Eligibility Criteria
Inclusion Criteria:
* Women with only a visual impairment (congenital or acquired)
* Able to communicate, speak, and understand Turkish
* Voluntarily agree to participate in the study
* Over the age of 40
* Have had previous sexual intercourse (Pap smear screening requires sexual activity)
Exclusion Criteria:
* Diagnosed with breast or cervical cancer
* Under the age of 40
* Have not had sexual intercourse before
* Have undergone screening for at least one of these two cancer types (breast or cervical) within the last year
According to the Turkish Ministry of Health, General Directorate of Public Health, in current screenings conducted in our country, within the breast cancer screening program for women, mammography is recommended every two years for women aged 40-69, and within the cervical cancer screening program, Pap smear and HPV-DNA tests are recommended every five years for women aged 30-65. Since women will be referred by the researchers to KETEM centers after training to undergo mammography and Pap smear screening tests, visually impaired women over the age of 40 who have previously had sexual intercourse will be included in the study, as these two screening tests are performed in this common age group and Pap smear screening requires being sexually active.
Questions worth asking your doctor
Bring these to your next appointment. They're a starting point for a shared conversation — not a sign you qualify or a recommendation to enrol.
1Based on my diagnosis and history, is this trial worth exploring for me — or is there a standard treatment we should try first?
2What does this trial's phase tell us about how much is already known about its safety and benefit?
3What would taking part actually involve for me — visits, tests, time, and travel?
4What are the known and possible risks or side effects I should weigh, and how would they be monitored?
5If this trial isn't the right fit, what other options or trials would you suggest I look into?
Generated to help you prepare — always confirm anything about your own eligibility and care with the study team and your doctor.

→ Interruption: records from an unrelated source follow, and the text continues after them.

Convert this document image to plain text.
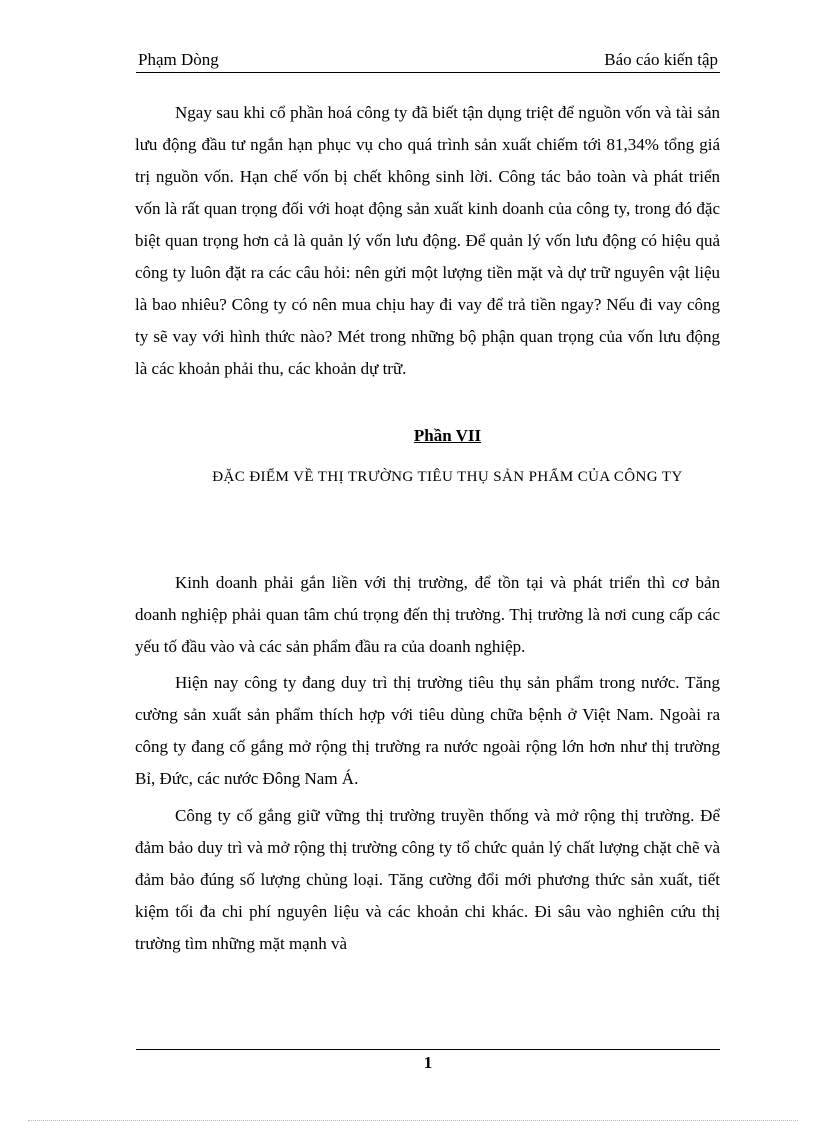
Phạm Dòng	Báo cáo kiến tập

Ngay sau khi cổ phần hoá công ty đã biết tận dụng triệt để nguồn vốn và tài sản lưu động đầu tư ngắn hạn phục vụ cho quá trình sản xuất chiếm tới 81,34% tổng giá trị nguồn vốn. Hạn chế vốn bị chết không sinh lời. Công tác bảo toàn và phát triển vốn là rất quan trọng đối với hoạt động sản xuất kinh doanh của công ty, trong đó đặc biệt quan trọng hơn cả là quản lý vốn lưu động. Để quản lý vốn lưu động có hiệu quả công ty luôn đặt ra các câu hỏi: nên gửi một lượng tiền mặt và dự trữ nguyên vật liệu là bao nhiêu? Công ty có nên mua chịu hay đi vay để trả tiền ngay? Nếu đi vay công ty sẽ vay với hình thức nào? Mét trong những bộ phận quan trọng của vốn lưu động là các khoản phải thu, các khoản dự trữ.

Phần VII
ĐẶC ĐIỂM VỀ THỊ TRƯỜNG TIÊU THỤ SẢN PHẨM CỦA CÔNG TY

Kinh doanh phải gắn liền với thị trường, để tồn tại và phát triển thì cơ bản doanh nghiệp phải quan tâm chú trọng đến thị trường. Thị trường là nơi cung cấp các yếu tố đầu vào và các sản phẩm đầu ra của doanh nghiệp.

Hiện nay công ty đang duy trì thị trường tiêu thụ sản phẩm trong nước. Tăng cường sản xuất sản phẩm thích hợp với tiêu dùng chữa bệnh ở Việt Nam. Ngoài ra công ty đang cố gắng mở rộng thị trường ra nước ngoài rộng lớn hơn như thị trường Bỉ, Đức, các nước Đông Nam Á.

Công ty cố gắng giữ vững thị trường truyền thống và mở rộng thị trường. Để đảm bảo duy trì và mở rộng thị trường công ty tổ chức quản lý chất lượng chặt chẽ và đảm bảo đúng số lượng chủng loại. Tăng cường đổi mới phương thức sản xuất, tiết kiệm tối đa chi phí nguyên liệu và các khoản chi khác. Đi sâu vào nghiên cứu thị trường tìm những mặt mạnh và

1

Questions for the trial coordinator
The trial coordinator is the person who runs the study day to day. These cover the practical side — logistics, costs, and what taking part would actually mean for your life. The study team confirms whether you meet the criteria; these are questions to ask, not a sign you qualify.
1What does taking part actually involve week to week — how many visits, where, and how long does each one take?
2What costs are covered by the study, and what might I have to pay for myself, including travel, parking, or time off work?
3What happens during screening, and what happens if the study team confirms I don't meet the criteria after those tests?
4Who pays for the scans, blood work, and other tests the trial requires — the study, my insurance, or me?
5How will being in the trial affect my regular care, and will my own doctor stay informed and involved?
6Can I leave the trial at any point if I change my mind, and what would happen to my care if I do?
A starting point for the conversation — always confirm anything about your own eligibility, costs, and care with the study team and your doctor.
What they're measuring
1
Change in Cancer Screening Uptake Rate
Timeframe: Post-test (immediately after the training), follow-up test (3 months later).